Identifying signs of emotional dysregulation associated with Autism


So many children on the autism spectrum have problems regulating their emotions.  This is sometimes mistaken by the adults in their lives as defiance.  As parents and teachers feel disrespected, they typically respond in kind – and the situation mushrooms into a fireball of – well – awfulness.

It is important to understand that most children with ASD (Austism Spectrum Disorder) tend to operate within a framework of anxiety, and anything that pushes them outside their comfort zones can create chaos. This is called dysregulation. If we, as the adults, can learn to step back and analyze before we respond, these situations can be turned into teaching opportunities.

Common signs of dysregulation can include:

  • Very high anxiety
  • Inability to be flexible
  • Hiding
  • Getting under tables
  • Isolating themselves
  • Throwing things
  • Screaming
  • Lack of eye contact
  • Refusing to speak
  • Stemming
  • Rocking
  • Running away
  • Saying opposites
  • Crying
  • Dissociating (failing to respond to you)

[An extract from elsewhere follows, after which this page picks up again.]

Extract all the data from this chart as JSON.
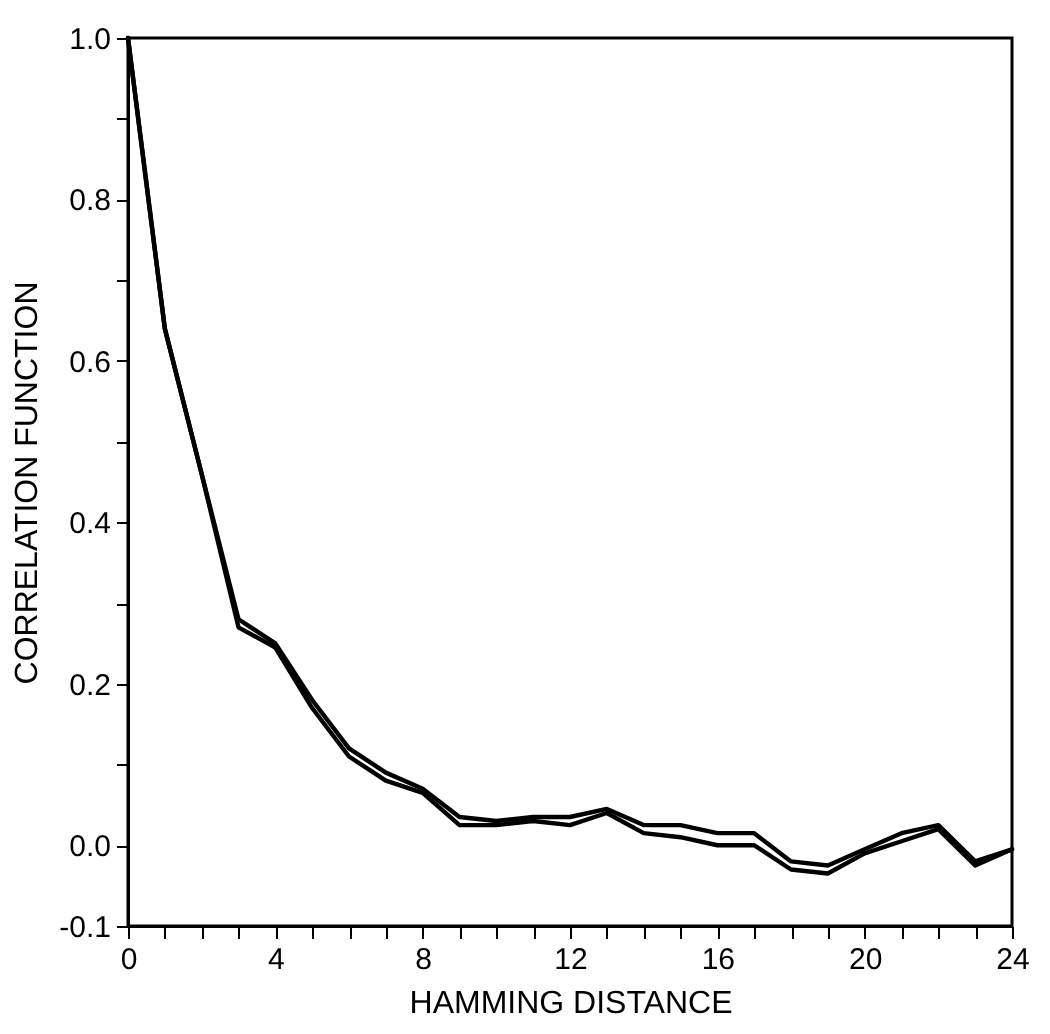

If your child is on the autism spectrum, keep in mind these red-flag behaviors that may indicate your child needs some extra help processing an event or emotion. There are many constructive ways that parents, teachers, and other adults in these kids’ lives can help in these situations, rather than add to the chaos – it’s just about knowing how to recognize dysregulation and respond properly.